Young investors who are looking to save for retirement can opt for provident fund schemes such as EPF, VPF and PPF as these provide assured return on the investment along with income tax deduction benefits.
Companies with more than 20 employees have to mandatorily comply with Employee Provident Fund (EPF) schemes of the government.
Under the scheme, an employee is required is contribute a part of the monthly salary into the EPF investment account. The same amount is contributed by the employer.
The scheme was created with the hope to providing financial security and stability in the future to all employees.

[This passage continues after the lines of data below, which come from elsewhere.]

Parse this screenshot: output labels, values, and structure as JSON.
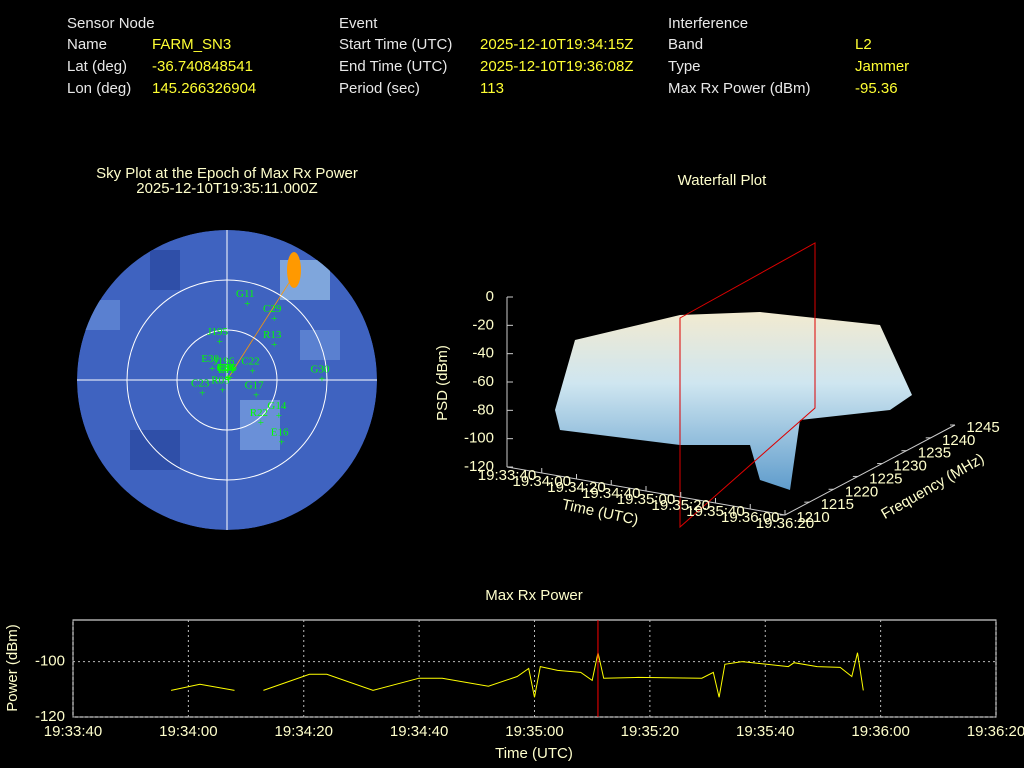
{
  "info": {
    "sensor": {
      "title": "Sensor Node",
      "rows": [
        [
          "Name",
          "FARM_SN3"
        ],
        [
          "Lat (deg)",
          -36.740848541
        ],
        [
          "Lon (deg)",
          145.266326904
        ]
      ]
    },
    "event": {
      "title": "Event",
      "rows": [
        [
          "Start Time (UTC)",
          "2025-12-10T19:34:15Z"
        ],
        [
          "End Time (UTC)",
          "2025-12-10T19:36:08Z"
        ],
        [
          "Period (sec)",
          113
        ]
      ]
    },
    "interference": {
      "title": "Interference",
      "rows": [
        [
          "Band",
          "L2"
        ],
        [
          "Type",
          "Jammer"
        ],
        [
          "Max Rx Power (dBm)",
          -95.36
        ]
      ]
    }
  },
  "chart_data": [
    {
      "type": "polar",
      "title": "Sky Plot at the Epoch of Max Rx Power",
      "subtitle": "2025-12-10T19:35:11.000Z",
      "rlim": [
        90,
        0
      ],
      "rticks": [
        0,
        30,
        60
      ],
      "color": "#00ff00",
      "satellites": [
        {
          "name": "J196",
          "azimuth": 352,
          "elevation": 5
        },
        {
          "name": "E34",
          "azimuth": 22,
          "elevation": 1
        },
        {
          "name": "C05",
          "azimuth": 29,
          "elevation": 1
        },
        {
          "name": "C46",
          "azimuth": 41,
          "elevation": 1
        },
        {
          "name": "J195",
          "azimuth": 349,
          "elevation": 23
        },
        {
          "name": "E36",
          "azimuth": 61,
          "elevation": 2
        },
        {
          "name": "R13",
          "azimuth": 54,
          "elevation": 35
        },
        {
          "name": "C22",
          "azimuth": 73,
          "elevation": 16
        },
        {
          "name": "G11",
          "azimuth": 15,
          "elevation": 47
        },
        {
          "name": "C29",
          "azimuth": 38,
          "elevation": 46
        },
        {
          "name": "E30",
          "azimuth": 306,
          "elevation": 11
        },
        {
          "name": "C23",
          "azimuth": 241,
          "elevation": 17
        },
        {
          "name": "R22",
          "azimuth": 142,
          "elevation": 33
        },
        {
          "name": "E11",
          "azimuth": 108,
          "elevation": 1
        },
        {
          "name": "G17",
          "azimuth": 119,
          "elevation": 20
        },
        {
          "name": "G14",
          "azimuth": 125,
          "elevation": 38
        },
        {
          "name": "E16",
          "azimuth": 139,
          "elevation": 50
        },
        {
          "name": "R05",
          "azimuth": 203,
          "elevation": 7
        },
        {
          "name": "G30",
          "azimuth": 90,
          "elevation": 57
        }
      ]
    },
    {
      "type": "surface3d",
      "title": "Waterfall Plot",
      "zlabel": "PSD (dBm)",
      "xlabel": "Time (UTC)",
      "ylabel": "Frequency (MHz)",
      "zlim": [
        -120,
        0
      ],
      "zticks": [
        0,
        -20,
        -40,
        -60,
        -80,
        -100,
        -120
      ],
      "xlim": [
        "19:33:40",
        "19:36:20"
      ],
      "xticks": [
        "19:33:40",
        "19:34:00",
        "19:34:20",
        "19:34:40",
        "19:35:00",
        "19:35:20",
        "19:35:40",
        "19:36:00",
        "19:36:20"
      ],
      "ylim": [
        1210,
        1245
      ],
      "yticks": [
        1210,
        1215,
        1220,
        1225,
        1230,
        1235,
        1240,
        1245
      ]
    },
    {
      "type": "line",
      "title": "Max Rx Power",
      "xlabel": "Time (UTC)",
      "ylabel": "Power (dBm)",
      "color": "#ffff00",
      "grid": true,
      "marker_x": "19:35:11",
      "marker_color": "#ff0000",
      "xlim": [
        "19:33:40",
        "19:36:20"
      ],
      "xticks": [
        "19:33:40",
        "19:34:00",
        "19:34:20",
        "19:34:40",
        "19:35:00",
        "19:35:20",
        "19:35:40",
        "19:36:00",
        "19:36:20"
      ],
      "ylim": [
        -120,
        -85
      ],
      "yticks": [
        -120,
        -100
      ],
      "x": [
        "19:33:57",
        "19:34:02",
        "19:34:08",
        "19:34:10",
        "19:34:13",
        "19:34:21",
        "19:34:24",
        "19:34:32",
        "19:34:40",
        "19:34:44",
        "19:34:52",
        "19:34:57",
        "19:34:59",
        "19:35:00",
        "19:35:01",
        "19:35:04",
        "19:35:08",
        "19:35:10",
        "19:35:11",
        "19:35:12",
        "19:35:18",
        "19:35:29",
        "19:35:31",
        "19:35:32",
        "19:35:33",
        "19:35:36",
        "19:35:44",
        "19:35:45",
        "19:35:49",
        "19:35:53",
        "19:35:55",
        "19:35:56",
        "19:35:57"
      ],
      "values": [
        -110.4,
        -108.2,
        -110.4,
        null,
        -110.4,
        -104.6,
        -104.6,
        -110.4,
        -106,
        -106,
        -108.9,
        -105.4,
        -102.5,
        -112.9,
        -101.8,
        -103.2,
        -103.9,
        -106.8,
        -96.8,
        -106,
        -105.7,
        -106,
        -103.9,
        -112.9,
        -101,
        -100,
        -101.8,
        -100.4,
        -101.8,
        -102.1,
        -105.4,
        -96.8,
        -110.4
      ]
    }
  ]
}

The saved amount earns interest as fixed by the Employees' Provident Fund Organisation (EPFO) and is also eligible for tax deduction.
PPF or Public Provident Fund is a government-guaranteed scheme that offers fixed return and provides tax benefits.
Salaried and non-salaried investors can opt for a PPF account. There is no contribution made by the employer to the account. The scheme stretches for a period of 15 years.
The interest earned on the PPF scheme is compounded, which means the investor can earn interest from the money invested as well as the interest earned.
VPF or Voluntary Provident Fund is a voluntary scheme. Those who opt for this can contribute to their PF account over the 12% mandated under the EPF guideline.
Employees can contribute any percentage of their salary to the Provident Fund account. However, unlike in case of the EPF, the employer is not obligated to contribute any amount towards VPF.
The amount is credited to the EPF account and contributors earn interest similar to EPF. There is no separate account for VPF.
While most salaried employees already contribute to the EPF scheme, those looking to increase their retirement portfolio can contribute more through the VPF or PPF scheme.
The decision to choose between PPF and VPF depends on the individual’s investment horizon and return expectations. At present, the rate of return for VPF is 8.5%, while it is 7.1% for PPF.
As VPF has a higher interest rate, contributing to this scheme can build a sizeable retirement fund at a faster rate.
Those who earn higher income can opt for both VPF and PPF to enjoy tax-free interest.
Self-employed individuals can opt for PPF, which is an efficient investment tool for long-term wealth creation and tax-saving.